Spark
Automatically deploy Spark clusters for your projects with a single line of code.
WARNING: This is very experimental and currently just a proof of concept. Proceed at your own risk.
Defining and running a Spark Cluster
This requires you to manually first install pyspark
. Add it to your requirements.txt
(or install it in your Dockerfile).
Spark clusters can be created using the SparkCluster
task.
spark_cluster.py
from cowait.tasks import Task
from cowait.tasks.spark import SparkCluster
from pyspark.sql import SparkSession
class YourSparkJob(Task):
async def run(self, inputs**):
cluster = SparkCluster(workers=5)
conf = await cluster.get_config()
# create spark session
session = SparkSession.builder \
.config(conf=conf) \
.getOrCreate()
# use your Spark SQL session!
# you can also scale the cluster at will:
await cluster.scale(workers=2)
return "Spark job exited"
Run it:
cowait run Spark_cluster
SparkCluster RPC Methods
The SparkCluster task will automatically set up a Spark scheduler and a set of workers.

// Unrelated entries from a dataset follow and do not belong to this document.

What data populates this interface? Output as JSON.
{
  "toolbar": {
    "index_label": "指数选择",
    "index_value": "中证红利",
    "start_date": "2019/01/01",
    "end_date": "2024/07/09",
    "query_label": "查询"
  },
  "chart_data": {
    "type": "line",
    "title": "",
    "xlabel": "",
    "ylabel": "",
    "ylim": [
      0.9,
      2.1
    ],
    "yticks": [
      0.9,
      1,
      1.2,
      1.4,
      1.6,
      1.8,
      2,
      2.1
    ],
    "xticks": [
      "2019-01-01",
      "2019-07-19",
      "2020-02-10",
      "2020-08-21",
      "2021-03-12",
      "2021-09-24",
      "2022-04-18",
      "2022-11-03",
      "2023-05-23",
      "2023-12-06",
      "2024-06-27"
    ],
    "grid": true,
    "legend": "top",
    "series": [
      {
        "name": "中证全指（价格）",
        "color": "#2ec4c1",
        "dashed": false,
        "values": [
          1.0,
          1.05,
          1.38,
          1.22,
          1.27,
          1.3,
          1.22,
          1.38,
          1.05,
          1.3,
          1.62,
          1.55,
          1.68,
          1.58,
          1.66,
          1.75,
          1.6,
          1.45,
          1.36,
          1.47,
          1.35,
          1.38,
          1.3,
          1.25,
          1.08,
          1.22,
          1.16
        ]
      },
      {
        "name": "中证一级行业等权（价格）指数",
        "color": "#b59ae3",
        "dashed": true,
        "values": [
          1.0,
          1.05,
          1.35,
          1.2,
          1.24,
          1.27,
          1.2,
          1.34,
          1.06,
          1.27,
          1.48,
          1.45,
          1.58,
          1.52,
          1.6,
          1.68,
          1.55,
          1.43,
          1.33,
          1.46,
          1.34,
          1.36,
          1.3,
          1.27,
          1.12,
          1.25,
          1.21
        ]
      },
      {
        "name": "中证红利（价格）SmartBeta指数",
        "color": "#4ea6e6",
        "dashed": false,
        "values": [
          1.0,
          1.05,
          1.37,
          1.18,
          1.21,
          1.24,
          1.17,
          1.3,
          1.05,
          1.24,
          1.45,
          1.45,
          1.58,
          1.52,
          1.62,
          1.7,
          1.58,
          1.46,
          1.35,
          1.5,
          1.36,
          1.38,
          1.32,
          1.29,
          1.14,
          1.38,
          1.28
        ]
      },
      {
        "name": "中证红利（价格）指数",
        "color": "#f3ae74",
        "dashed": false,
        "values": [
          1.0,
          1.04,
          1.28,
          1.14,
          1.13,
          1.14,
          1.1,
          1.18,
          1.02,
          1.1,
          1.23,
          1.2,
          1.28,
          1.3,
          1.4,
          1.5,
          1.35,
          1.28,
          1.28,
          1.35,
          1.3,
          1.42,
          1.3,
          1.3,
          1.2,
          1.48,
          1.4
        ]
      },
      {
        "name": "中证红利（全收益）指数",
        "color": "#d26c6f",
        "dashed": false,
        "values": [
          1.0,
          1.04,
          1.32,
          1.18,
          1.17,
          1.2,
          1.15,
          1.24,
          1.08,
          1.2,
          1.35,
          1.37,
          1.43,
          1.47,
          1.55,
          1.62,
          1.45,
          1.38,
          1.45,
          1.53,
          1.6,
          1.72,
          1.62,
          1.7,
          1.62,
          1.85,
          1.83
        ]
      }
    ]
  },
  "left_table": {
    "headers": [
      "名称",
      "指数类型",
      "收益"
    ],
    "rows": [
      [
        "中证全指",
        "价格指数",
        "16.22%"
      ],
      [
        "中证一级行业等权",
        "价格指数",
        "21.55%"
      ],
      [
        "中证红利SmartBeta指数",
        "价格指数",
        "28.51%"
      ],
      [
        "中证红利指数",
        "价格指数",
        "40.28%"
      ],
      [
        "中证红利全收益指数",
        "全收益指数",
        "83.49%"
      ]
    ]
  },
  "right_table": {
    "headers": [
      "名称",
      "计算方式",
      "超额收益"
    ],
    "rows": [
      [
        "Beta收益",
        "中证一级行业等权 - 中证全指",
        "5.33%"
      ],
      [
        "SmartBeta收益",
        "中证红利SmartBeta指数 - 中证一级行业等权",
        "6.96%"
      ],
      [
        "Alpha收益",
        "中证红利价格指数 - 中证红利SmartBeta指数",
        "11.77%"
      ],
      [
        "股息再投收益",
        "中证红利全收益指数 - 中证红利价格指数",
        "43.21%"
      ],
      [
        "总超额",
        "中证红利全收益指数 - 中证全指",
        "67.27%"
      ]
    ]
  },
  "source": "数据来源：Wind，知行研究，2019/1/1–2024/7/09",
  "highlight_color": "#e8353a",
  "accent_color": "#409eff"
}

It provides a number of RPC methods for controlling your cluster, summarized below:
cowait.tasks.Spark.SparkCluster
RPC Method | Description |
---|---|
get_workers() |
Get informations about all Spark workers |
scale(workers: int) |
Can be used to scale up or down your cluster |
get_config() |
Returns the Spark configuration |
teardown() |
Stop your Spark cluster task from running |
See github for full reference.
WARNING: This is very experimental and currently just a proof of concept.